Laut R. Hofstadter soll das darwinistische Denken auch auf das Denken der frühen orthodoxen Marxisten Einfluss gehabt haben; so hätte sich K. Marx gegenüber F. Engels auf Darwins Origin of Species als Basis für den Klassenkampf berufen. Auch Sozialisten wie Keir Hardie vertraten darwinistische Positionen. Auch gab es sozialistische Sozialdarwinisten wie Jack London und andere welche direkten Bezug zu H. Spencer und E. Haeckel nahmen.
Liest man die Originalbriefe, begrüßen sowohl Marx als auch Engels als positiven Nebeneffekt an Darwins Werk die Zerstörung der Teleologie. So schrieb Engels 1859 an Marx: „Übrigens ist der Darwin, den ich jetzt gerade lese, ganz famos. Die Teleologie war nach einer Seite hin noch nicht kaputtgemacht, das ist jetzt geschehen.“ Und Marx schrieb 1861 an Ferdinand Lassalle: „Sehr bedeutsam ist Darwins Schrift und passt mir als naturwissenschaftliche Unterlage des geschichtlichen Klassenkampfs. Die grob englische Manier der Entwicklung muss man natürlich in den Kauf nehmen. Trotz allem Mangelhaften ist hier zuerst der ‚Teleologie’ in der Naturwissenschaft nicht nur der Todesstoß gegeben, sondern der rationelle Sinn derselben empirisch auseinandergelegt.“
Dennoch wurde der Sozialdarwinismus aus der Sicht des Sozialismus überwiegend abgelehnt und die Gültigkeit des Darwinismus auf Physiologie und Anatomie eingeschränkt. Deutlich mehr Anklang fand die ältere Lehre des Lamarckismus, von der Vererbung erworbener Eigenschaften, in extremo als Lyssenkoismus in der Sowjetunion.

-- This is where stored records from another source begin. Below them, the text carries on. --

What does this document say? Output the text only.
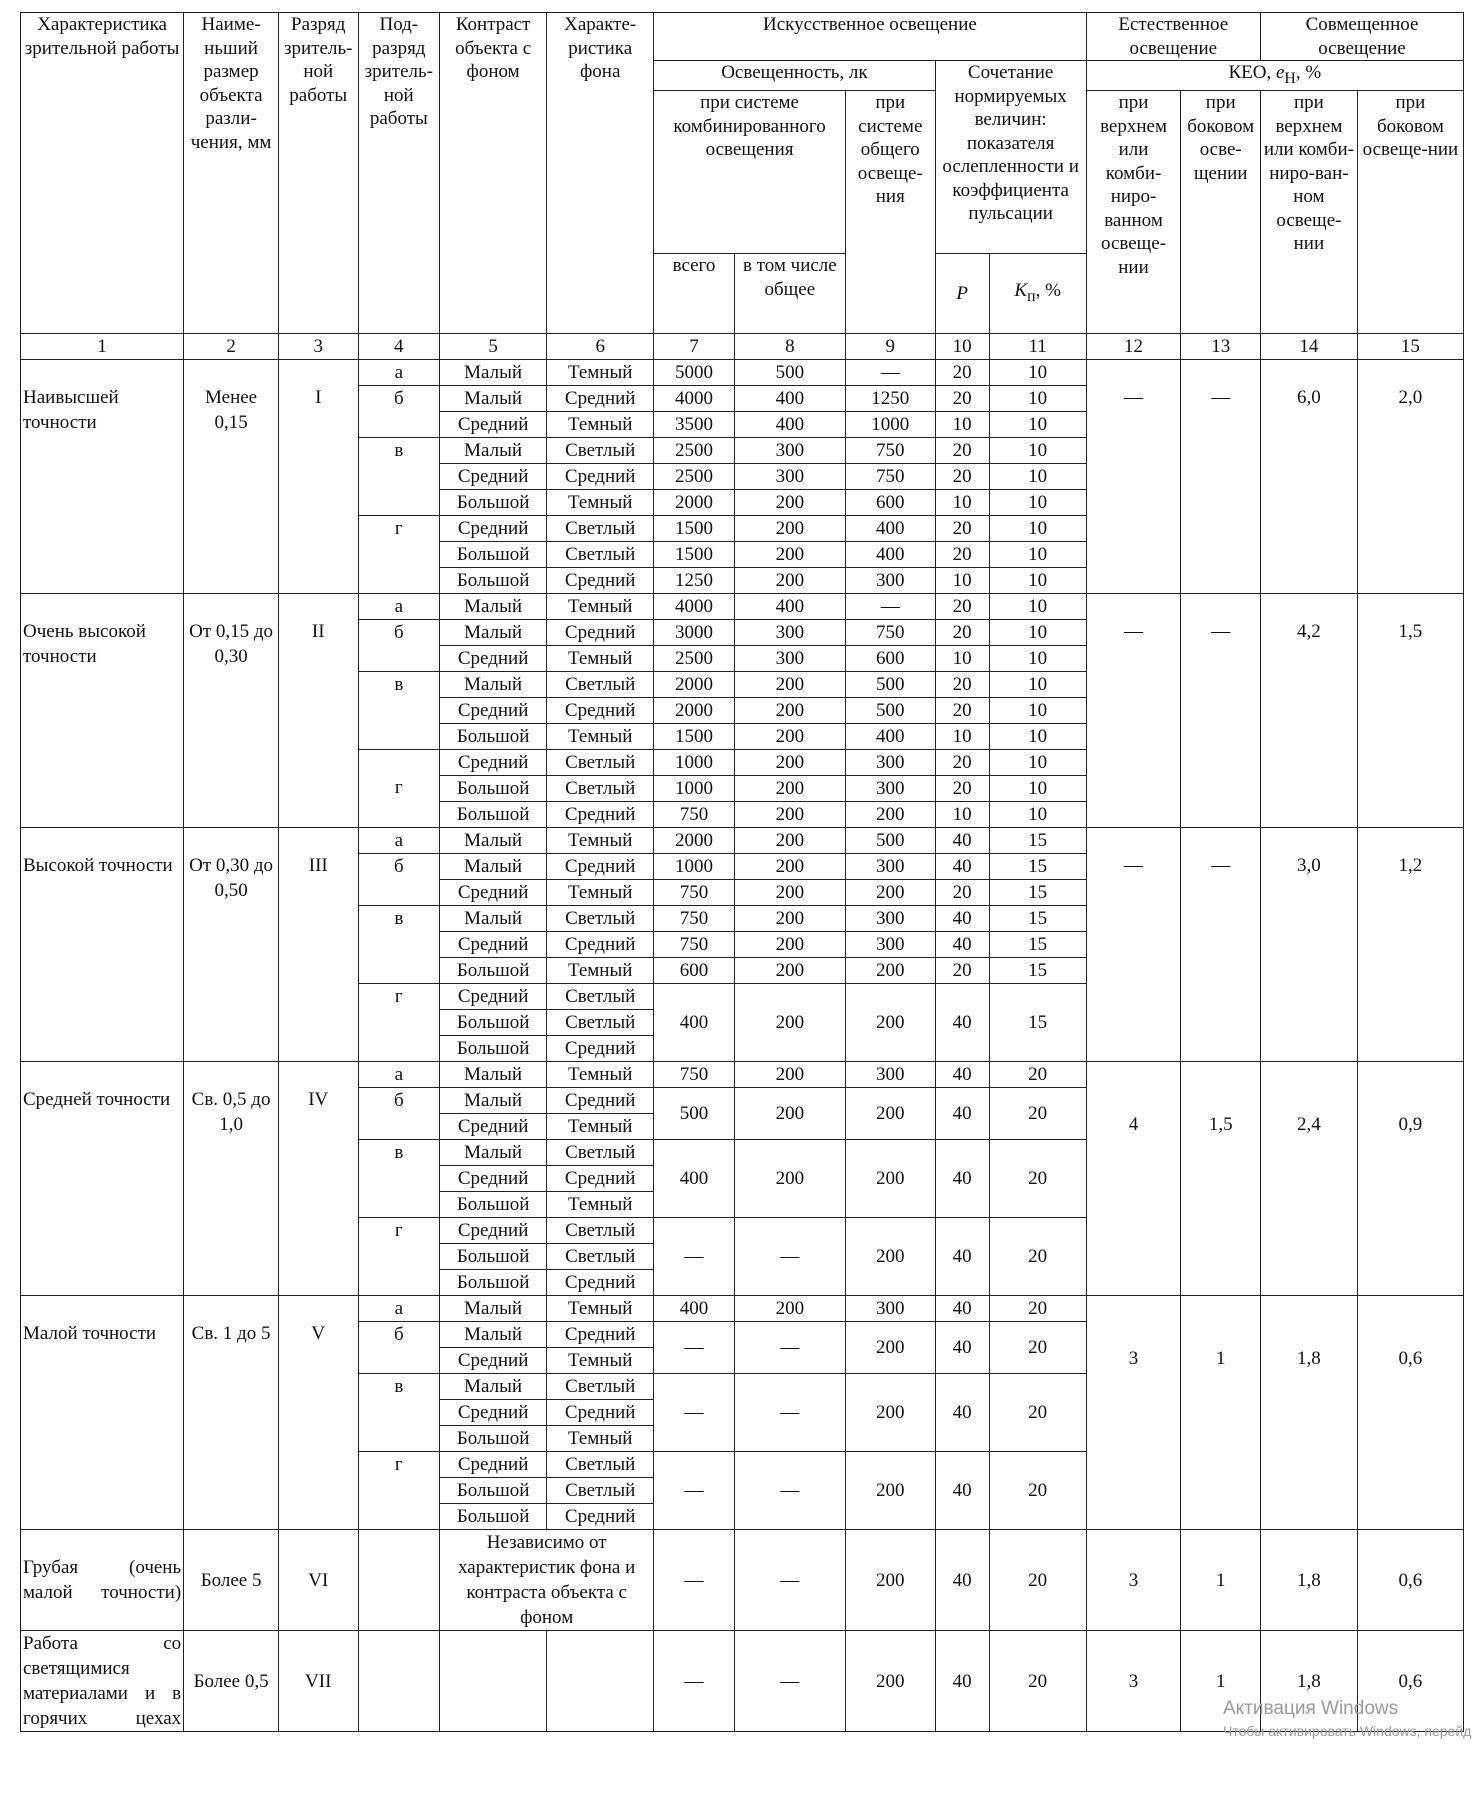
Характеристика зрительной работы	Наиме-ньший размер объекта разли-чения, мм	Разряд зритель-ной работы	Под-разряд зритель-ной работы	Контраст объекта с фоном	Характе-ристика фона	Искусственное освещение					Естественное освещение		Совмещенное освещение	
						Освещенность, лк			Сочетание нормируемых величин: показателя ослепленности и коэффициента пульсации		КЕО, $e_Н$, %			
						при системе комбинированного освещения		при системе общего освеще-ния			при верхнем или комби-ниро-ванном освеще-нии	при боковом осве-щении	при верхнем или комби-ниро-ван-ном освеще-нии	при боковом освеще-нии
						всего	в том числе общее		Р	$K_п$, %				
1	2	3	4	5	6	7	8	9	10	11	12	13	14	15
Наивысшей точности	Менее 0,15	I	а	Малый	Темный	5000	500	—	20	10	—	—	6,0	2,0
			б	Малый	Средний	4000	400	1250	20	10				
				Средний	Темный	3500	400	1000	10	10				
			в	Малый	Светлый	2500	300	750	20	10				
				Средний	Средний	2500	300	750	20	10				
				Большой	Темный	2000	200	600	10	10				
			г	Средний	Светлый	1500	200	400	20	10				
				Большой	Светлый	1500	200	400	20	10				
				Большой	Средний	1250	200	300	10	10				
Очень высокой точности	От 0,15 до 0,30	II	а	Малый	Темный	4000	400	—	20	10	—	—	4,2	1,5
			б	Малый	Средний	3000	300	750	20	10				
				Средний	Темный	2500	300	600	10	10				
			в	Малый	Светлый	2000	200	500	20	10				
				Средний	Средний	2000	200	500	20	10				
				Большой	Темный	1500	200	400	10	10				
			г	Средний	Светлый	1000	200	300	20	10				
				Большой	Светлый	1000	200	300	20	10				
				Большой	Средний	750	200	200	10	10				
Высокой точности	От 0,30 до 0,50	III	а	Малый	Темный	2000	200	500	40	15	—	—	3,0	1,2
			б	Малый	Средний	1000	200	300	40	15				
				Средний	Темный	750	200	200	20	15				
			в	Малый	Светлый	750	200	300	40	15				
				Средний	Средний	750	200	300	40	15				
				Большой	Темный	600	200	200	20	15				
			г	Средний	Светлый	400	200	200	40	15				
				Большой	Светлый									
				Большой	Средний									
Средней точности	Св. 0,5 до 1,0	IV	а	Малый	Темный	750	200	300	40	20	4	1,5	2,4	0,9
			б	Малый	Средний	500	200	200	40	20				
				Средний	Темный									
			в	Малый	Светлый	400	200	200	40	20				
				Средний	Средний									
				Большой	Темный									
			г	Средний	Светлый	—	—	200	40	20				
				Большой	Светлый									
				Большой	Средний									
Малой точности	Св. 1 до 5	V	а	Малый	Темный	400	200	300	40	20	3	1	1,8	0,6
			б	Малый	Средний	—	—	200	40	20				
				Средний	Темный									
			в	Малый	Светлый	—	—	200	40	20				
				Средний	Средний									
				Большой	Темный									
			г	Средний	Светлый	—	—	200	40	20				
				Большой	Светлый									
				Большой	Средний									
Грубая (очень малой точности)	Более 5	VI		Независимо от характеристик фона и контраста объекта с фоном		—	—	200	40	20	3	1	1,8	0,6
Работа со светящимися материалами и в горячих цехах	Более 0,5	VII				—	—	200	40	20	3	1	1,8	0,6
Активация Windows
Чтобы активировать Windows, перейд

Nur eine Minderheit hielt eine Vereinbarkeit für gegeben. Der sozialdemokratische Sozialdarwinist Ludwig Woltmann, einer der einflussreichsten Autoren in Bereich Eugenik, versuchte die gesellschaftspolitischen Ideen Ernst Haeckels mit dem Marxismus zu kombinieren.
Während sich im späten 19. Jahrhundert der Sozialdarwinismus aus einer Vielzahl unterschiedlicher politischer Strömungen zusammensetzte, gab es Anfang des 20. Jahrhunderts eine zunehmende Radikalisierung und Vermischung sozialdarwinistischer Ansätze mit Eugenik und Rassentheorie. Eugenik wird insofern als „Transmissionsriemen“ angesehen, der die darwinistische Evolutionstheorie mit wohlfahrtsstaatlicher Planung („social engineering“) verband. Mehr als Darwin spielte dabei allerdings ein von Francis Galton erstmals formulierter Gedanke eine zentrale Rolle, welcher besagte, dass unter Zivilisationsbedingungen die natürliche Auslese ausgeschaltet sei, und ohne Gegenmaßnahme eine Degeneration zu erwarten sei.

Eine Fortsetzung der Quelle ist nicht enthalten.